Probabilities in NLP
Probabilities make it possible to combine evidence from multiple sources systematically to (using Bayesian statistics).
Bayesian Statistics
Typically, we observe some evidence (for example, words in a document) and the goal is to infer the “correct” interpretation (for example, the topic of a text). Probabilities express the degree of belief we have in the possible interpretations.
Prior probabilities: Probability of an interpretation prior to seeing any evidence.
Conditional (Posterior) probability: Probability of an interpretation after taking evidence into account.
Probability Basics
- sample space \(\Omega\)
- random variable \(X\)
- probability distribution \(P(\omega)\)
- joint probability: \(P(A, B)\)
- conditional probability: \(P(A|B) = \frac{P(A,B)}{P(B)}\)
Bayes’ Rule
\begin{equation} P(A|B) = \frac{P(B|A) \cdot P(A)}{P(B)} \end{equation}
Independence
- Independent:
- \[P(A) = P(A|B)\]
- \[P(A, B) = P(A) \cdot P(B)\]
- Conditionally Independent
- \[P(B, C|A) = P(B|A) \cdot P(C|A)\]
- \[P(B|A,C) =P(B|A)\]
Probabilities and Supervised Learning
- Given: Training data consisting of training examples \(data = (x_1, y_1), …, (x_n, y_n)\).

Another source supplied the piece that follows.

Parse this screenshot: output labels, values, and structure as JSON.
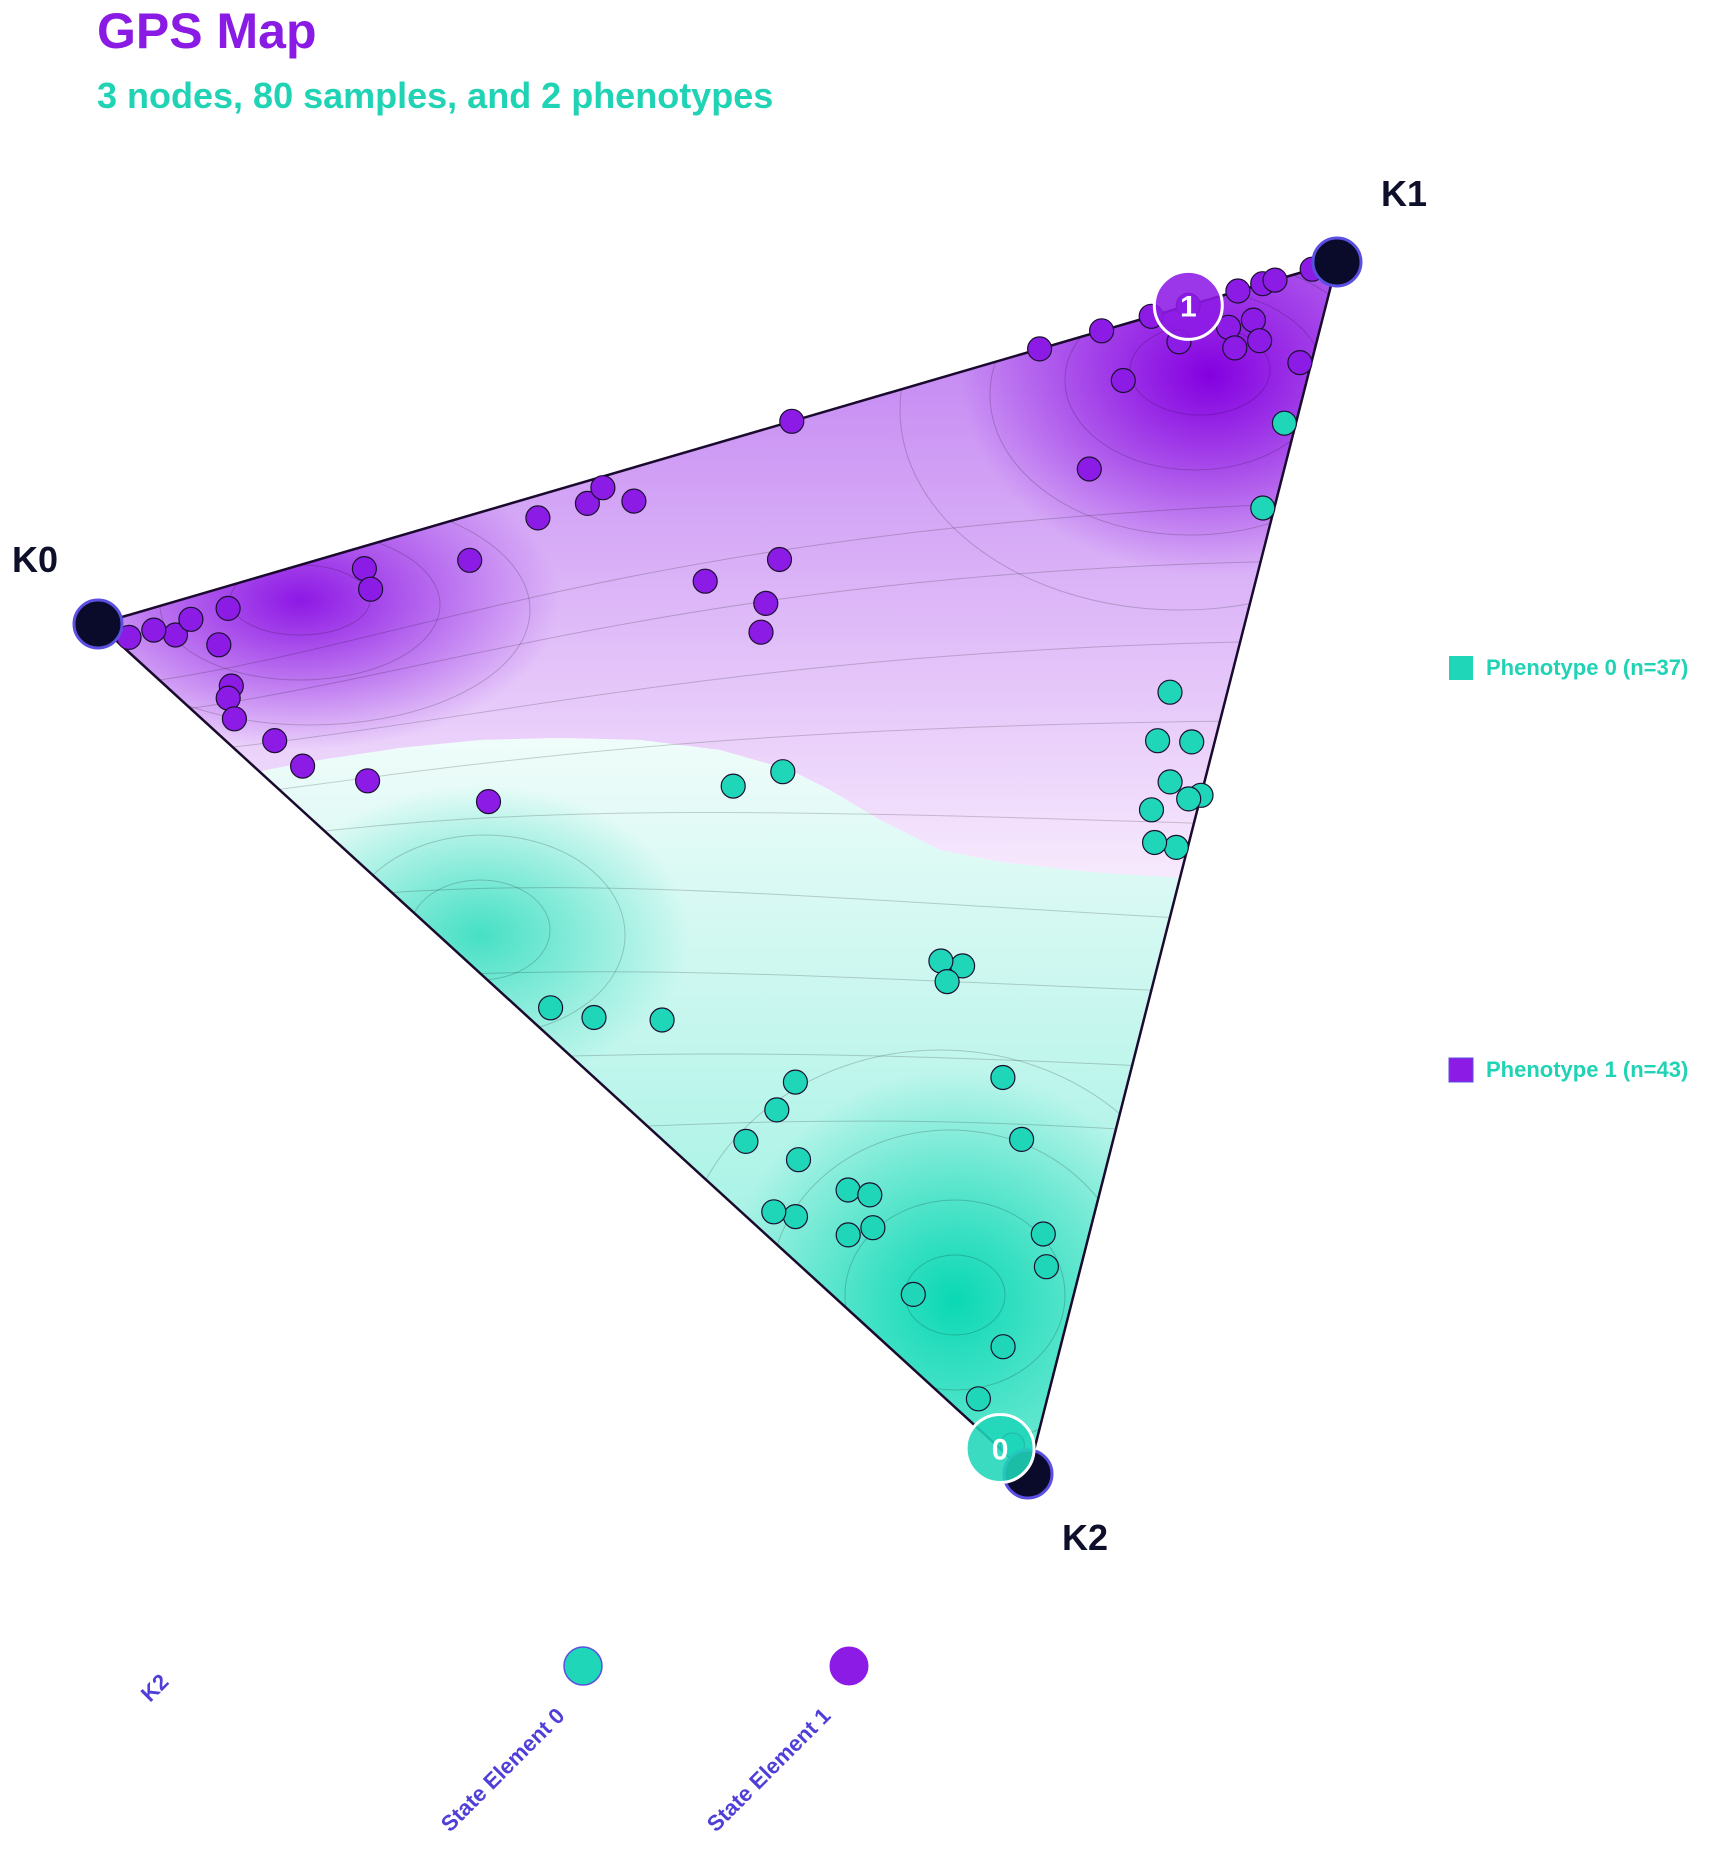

- Goal: Learn a mapping \(h\) from \(x\) to \(y\).
- Two approaches:
- Discriminative algorithms learn \(P(y | x)\) directly.
- Generative algorithms use Bayes rule \begin{equation} P(y|x) = \frac{P(x|y) \cdot P(y)}{P(x)} \end{equation}
Discriminative Algorithms
- Model conditional distribution of the label given the data
- Learns decision boundaries that separate instances of the different classes.

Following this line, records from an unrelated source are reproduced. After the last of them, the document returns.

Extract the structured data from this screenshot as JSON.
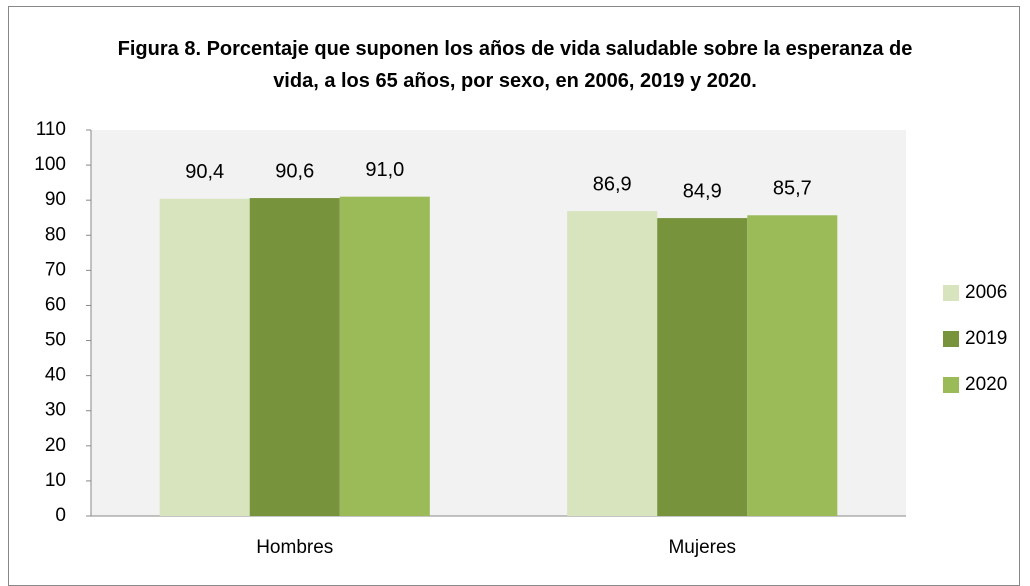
{
  "chart_data": {
    "type": "bar",
    "title": "Figura 8. Porcentaje que suponen los años de vida saludable sobre la esperanza de vida, a los 65 años, por sexo, en 2006, 2019 y 2020.",
    "categories": [
      "Hombres",
      "Mujeres"
    ],
    "series": [
      {
        "name": "2006",
        "color": "#d7e4bd",
        "values": [
          90.4,
          86.9
        ],
        "value_labels": [
          "90,4",
          "86,9"
        ]
      },
      {
        "name": "2019",
        "color": "#77933c",
        "values": [
          90.6,
          84.9
        ],
        "value_labels": [
          "90,6",
          "84,9"
        ]
      },
      {
        "name": "2020",
        "color": "#9bbb59",
        "values": [
          91.0,
          85.7
        ],
        "value_labels": [
          "91,0",
          "85,7"
        ]
      }
    ],
    "ylim": [
      0,
      110
    ],
    "yticks": [
      0,
      10,
      20,
      30,
      40,
      50,
      60,
      70,
      80,
      90,
      100,
      110
    ],
    "legend": "right"
  }
}
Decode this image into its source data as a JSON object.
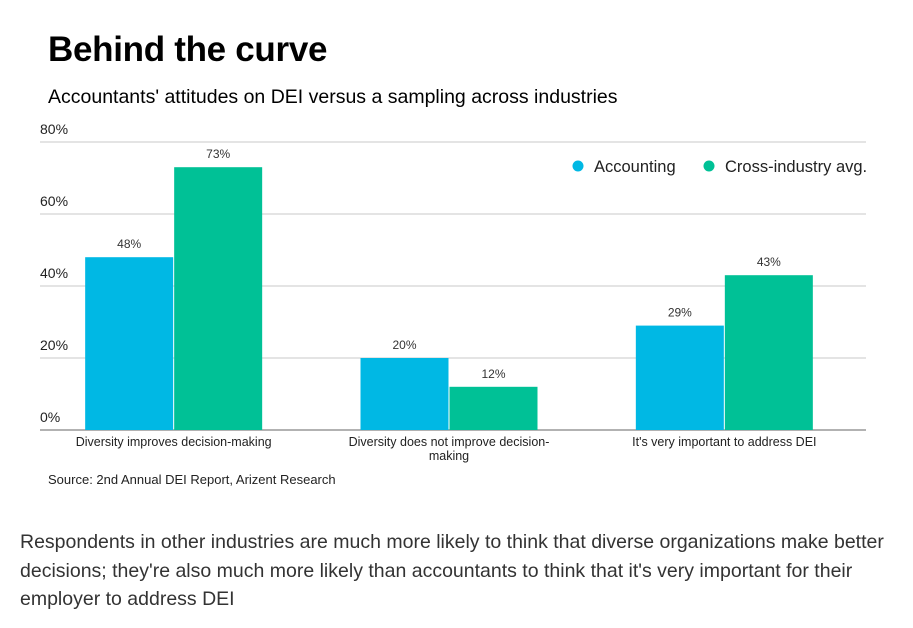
{
  "title": "Behind the curve",
  "subtitle": "Accountants' attitudes on DEI versus a sampling across industries",
  "source": "Source: 2nd Annual DEI Report, Arizent Research",
  "caption": "Respondents in other industries are much more likely to think that diverse organizations make better decisions; they're also much more likely than accountants to think that it's very important for their employer to address DEI",
  "chart_data": {
    "type": "bar",
    "title": "Behind the curve",
    "subtitle": "Accountants' attitudes on DEI versus a sampling across industries",
    "categories": [
      [
        "Diversity improves decision-making"
      ],
      [
        "Diversity does not improve decision-",
        "making"
      ],
      [
        "It's very important to address DEI"
      ]
    ],
    "series": [
      {
        "name": "Accounting",
        "color": "#00b8e4",
        "values": [
          48,
          20,
          29
        ],
        "labels": [
          "48%",
          "20%",
          "29%"
        ]
      },
      {
        "name": "Cross-industry avg.",
        "color": "#00c196",
        "values": [
          73,
          12,
          43
        ],
        "labels": [
          "73%",
          "12%",
          "43%"
        ]
      }
    ],
    "ylim": [
      0,
      80
    ],
    "yticks": [
      0,
      20,
      40,
      60,
      80
    ],
    "ytick_labels": [
      "0%",
      "20%",
      "40%",
      "60%",
      "80%"
    ],
    "grid": true,
    "legend_position": "top-right"
  }
}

- To predict a new example, check on which side of the decision boundary it falls.
- Examples:
- support vector machine (SVM)
- decision trees
- random forests
- neural networks
- log-linear models
Generative Algorithms
- Assume the observed data is being “generated” by a “hidden” class label.
- Build a different model for each class.
- To predict a new example, check it under each of the models and see which one matches best.
- Estimate \(P(x|y)\) and \(P(y)\). Then use bases rule \begin{equation} P(y|x) = \frac{P(x|y) \cdot P(y)}{P(x)} \end{equation}
- Examples:
- Naive Bayes
- Hidden Markov Models
- Gaussian Mixture Models
- PCFGs
Naive Bayes
Rules
\begin{equation} P(Label, X_1, …, X_d) = P(Label) \Pi_i P(X_i|Label) \end{equation}
\begin{equation} \begin{split} P(Label|X_1, …, X_d) & = \frac{P(Label) \Pi_i P(X_i|Label)}{\Pi_i P(X_i)}
& = \alpha [P(Label) \Pi_i P(X_i|Label)] \end{split} \end{equation}
Naive Bayes Classifier
\begin{equation} y* = \arg \max_y P(y) \Pi_i P(x_i|y) \end{equation}
Training the Naive Bayes’ Classifier
Estimate the prior and posterior probabilities using Maximum Likelihood Estimates (MLE)
\begin{equation} P(y) = \frac{Count(y)}{\sum_{y’\in Y}Count(y’)} \end{equation}
\begin{equation} P(x_i|y) = \frac{Count(x_i, y)}{Count(y)} \end{equation}
Some Issues to Consider
- What if there are words that do not appear in the training set? What if it appears only once?
- What if the plural of a word never appears in the training set?
- How are extremely common words (e.g., “the”, “a”) handled?